Some products let developers bypass operating-system controls. For example, Oracle has both operating system accounts (whose users must be authenticated externally by the platform) and database accounts (whose users are authenticated directly by the Oracle software). It is often convenient to use the latter, to save the effort of synchronising with what other departments are doing. In many installations, the database is accessible directly from the outside; and even where it's shielded by a web service front-end, this often contains loopholes that let SQL code be inserted into the database.

Database security failures can thus cause problems directly. The Slammer worm in 2003 propagated itself using a stack-overflow exploit against Microsoft SQL Server 2000 and created large amounts of traffic as compromised machines sent floods of attack packets to random IP addresses.

Just as Windows is tricky to configure securely, because it's so complicated, the same goes for the typical database system. If you ever have to lock one down – or even just understand what's going on – you had better read a specialist textbook, such as [1175], or get in an expert.
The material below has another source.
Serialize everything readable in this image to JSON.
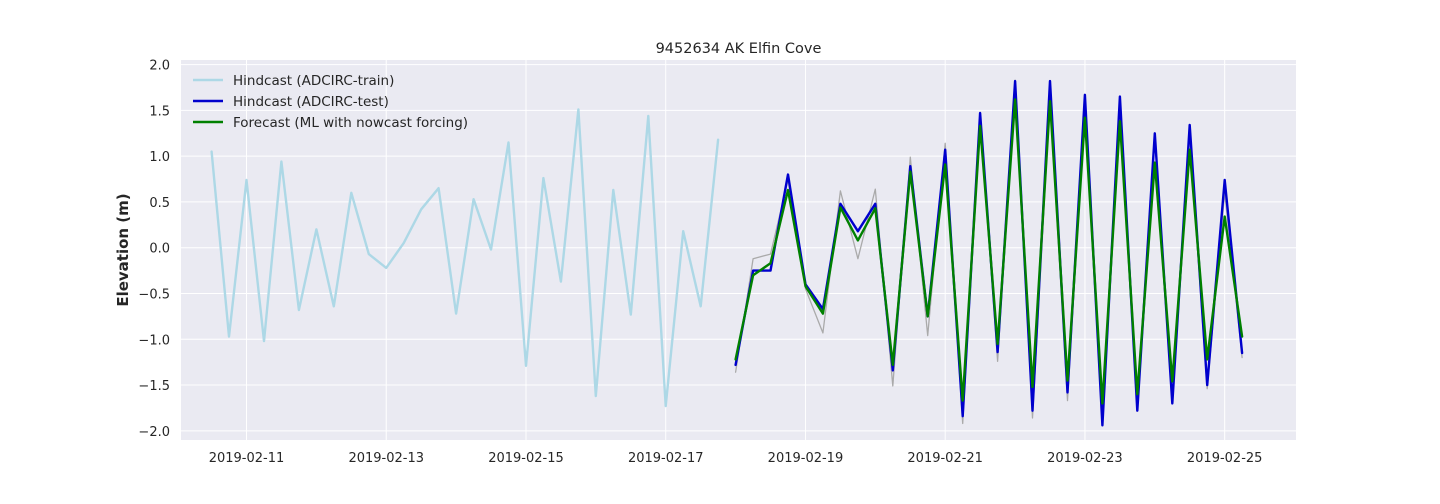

The web browser is another middleware platform on which we rely for access control and whose complexity often lets us down. The main access control rule is the same-origin policy whereby JavaScript or other active content on a web page is only allowed to communicate with the IP address that it originally came from; such code is run in a sandbox to prevent it altering the host system, as I'll describe in the next section. But many things can go wrong.

In previous editions of this book, we considered web security to be a matter of how the servers were configured, and whether this led to cross-site vulnerabilities. For example a malicious website can include links or form buttons aimed at creating a particular side-effect:

https://mybank.com/transfer.cgi?amount=10000USD&recipient=thief

The idea is that if a user clicks on this who is logged into mybank.com, there may be a risk that the transaction will be executed, as there's a valid session cookie. So payment websites deploy countermeasures such as using short-lived sessions and an anti-CSRF token (an invisible MAC of the session cookie), and checking the Referer:header. There are also issues around web authentication mechanisms; I described OAuth briefly in section 4.7.4. If you design web pages for a living you had better understand the mechanics of all this in rather more detail (see for example [120]); but many developers don't take enough care. For example, as I write in 2020, Amazon Alexa has just turned out to have a misconfigured policy on cross-origin resource sharing, which meant that anyone who compromised another Amazon subdomain could replace the skills on a target Alexa with malicious ones [1483].

By now there's a realisation that we should probably have treated browsers as access control devices all along. After all, the browser is the place on your laptop were you run code written by people you don't want to trust and who will occasionally be malicious; as we discussed earlier, mobile-phone operating systems run different apps as different users to give even more robust protection. Even in the absence of malice, you don't want to have to reboot your browser if it hangs because of a script in one of the tabs. (Chrome tries to ensure this by running each tab in a separate operating-system process.)